The next Beers N' Ears party was held in Jefferson in 1999 to celebrate the implementation of JDE - the Rock for Gateway. I miscalculated the growing season and held the party in July before the corn was mature.
In 2000, we celebrated another Gateway success (though temporary) - the Implementation of One and Done.
In 2001, the theme changed. There was no big Gateway project to celebrate, so we implemented a Charity theme. This was also the first year of the t-shirt. The proceeds from the T-shirt sales raised $400 for the Lupus foundation - Kansas City chapter.
The 2002 party was for the benefit of Hospice of Siouxland for the many good services they provide to those folks at the end of their lives. The party was well attended and t-shirt sales were brisk. We raised $901 for the Hospice organization.
The Big Sioux Chapter of the Alzheimers organization was named as the 2003 Beers and Ears Charity.

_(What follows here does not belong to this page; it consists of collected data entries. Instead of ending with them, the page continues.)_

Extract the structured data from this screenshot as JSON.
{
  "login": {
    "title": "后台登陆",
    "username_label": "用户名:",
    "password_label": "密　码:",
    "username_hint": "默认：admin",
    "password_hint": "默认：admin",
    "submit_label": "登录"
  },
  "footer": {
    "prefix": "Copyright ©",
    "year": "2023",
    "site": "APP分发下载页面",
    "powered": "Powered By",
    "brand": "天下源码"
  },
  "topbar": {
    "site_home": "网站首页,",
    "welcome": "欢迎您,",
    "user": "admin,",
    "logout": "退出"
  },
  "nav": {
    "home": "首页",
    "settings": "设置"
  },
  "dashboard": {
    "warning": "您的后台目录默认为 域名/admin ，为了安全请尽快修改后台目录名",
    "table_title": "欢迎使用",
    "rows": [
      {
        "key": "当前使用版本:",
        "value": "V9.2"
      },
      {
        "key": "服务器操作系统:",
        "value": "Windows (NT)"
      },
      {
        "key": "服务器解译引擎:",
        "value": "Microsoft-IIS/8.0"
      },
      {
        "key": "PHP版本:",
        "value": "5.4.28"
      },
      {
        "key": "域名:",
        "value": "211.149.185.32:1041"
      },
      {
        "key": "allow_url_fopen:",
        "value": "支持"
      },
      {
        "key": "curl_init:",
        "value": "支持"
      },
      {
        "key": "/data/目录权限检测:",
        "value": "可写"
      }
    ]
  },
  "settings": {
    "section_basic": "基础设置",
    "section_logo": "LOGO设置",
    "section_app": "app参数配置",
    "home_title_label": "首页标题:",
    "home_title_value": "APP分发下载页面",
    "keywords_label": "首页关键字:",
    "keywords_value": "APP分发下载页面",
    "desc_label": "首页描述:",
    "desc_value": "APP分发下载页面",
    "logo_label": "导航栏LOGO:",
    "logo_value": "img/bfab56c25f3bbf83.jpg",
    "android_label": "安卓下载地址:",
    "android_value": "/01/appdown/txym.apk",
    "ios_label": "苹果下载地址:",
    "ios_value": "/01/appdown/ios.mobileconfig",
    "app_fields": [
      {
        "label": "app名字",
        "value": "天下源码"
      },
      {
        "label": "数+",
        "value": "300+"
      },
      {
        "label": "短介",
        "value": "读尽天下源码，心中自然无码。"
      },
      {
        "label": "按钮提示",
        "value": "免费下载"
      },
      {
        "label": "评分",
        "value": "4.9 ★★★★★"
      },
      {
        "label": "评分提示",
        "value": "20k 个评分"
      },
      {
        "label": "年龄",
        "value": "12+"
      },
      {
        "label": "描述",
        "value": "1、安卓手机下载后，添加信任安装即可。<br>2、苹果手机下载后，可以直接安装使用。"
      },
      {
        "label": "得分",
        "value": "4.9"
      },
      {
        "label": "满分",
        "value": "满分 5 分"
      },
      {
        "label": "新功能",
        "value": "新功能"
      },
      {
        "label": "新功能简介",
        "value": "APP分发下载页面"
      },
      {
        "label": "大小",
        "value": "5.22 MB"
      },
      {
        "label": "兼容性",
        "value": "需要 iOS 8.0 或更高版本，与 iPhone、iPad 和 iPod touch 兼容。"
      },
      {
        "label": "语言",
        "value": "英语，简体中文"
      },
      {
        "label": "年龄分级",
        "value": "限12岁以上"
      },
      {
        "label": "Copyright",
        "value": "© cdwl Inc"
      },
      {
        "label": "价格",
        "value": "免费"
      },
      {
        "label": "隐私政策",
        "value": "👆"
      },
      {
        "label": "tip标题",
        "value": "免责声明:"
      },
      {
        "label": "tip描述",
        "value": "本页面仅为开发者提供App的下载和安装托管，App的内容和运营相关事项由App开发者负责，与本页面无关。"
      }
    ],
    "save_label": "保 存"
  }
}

Nearly $1,000 was donated to their organization from proceeds of the event.
In 2004, the location moved to the White Horse Saloon in Jefferson. The Autism Support Group of Siouxland was the charity. Not only did the location change, the fundraising effort added an auction. Nearly $2,000 was raised between the t-shirt sales and the auction.
for 2005 was the Siouxland
Community Blood Bank. We raised about $4,000 which was used toward
the purchase of a double red cell machine.
In 2011, the Foodbank of Siouxland - Backpack Program was the recipient of $18,653.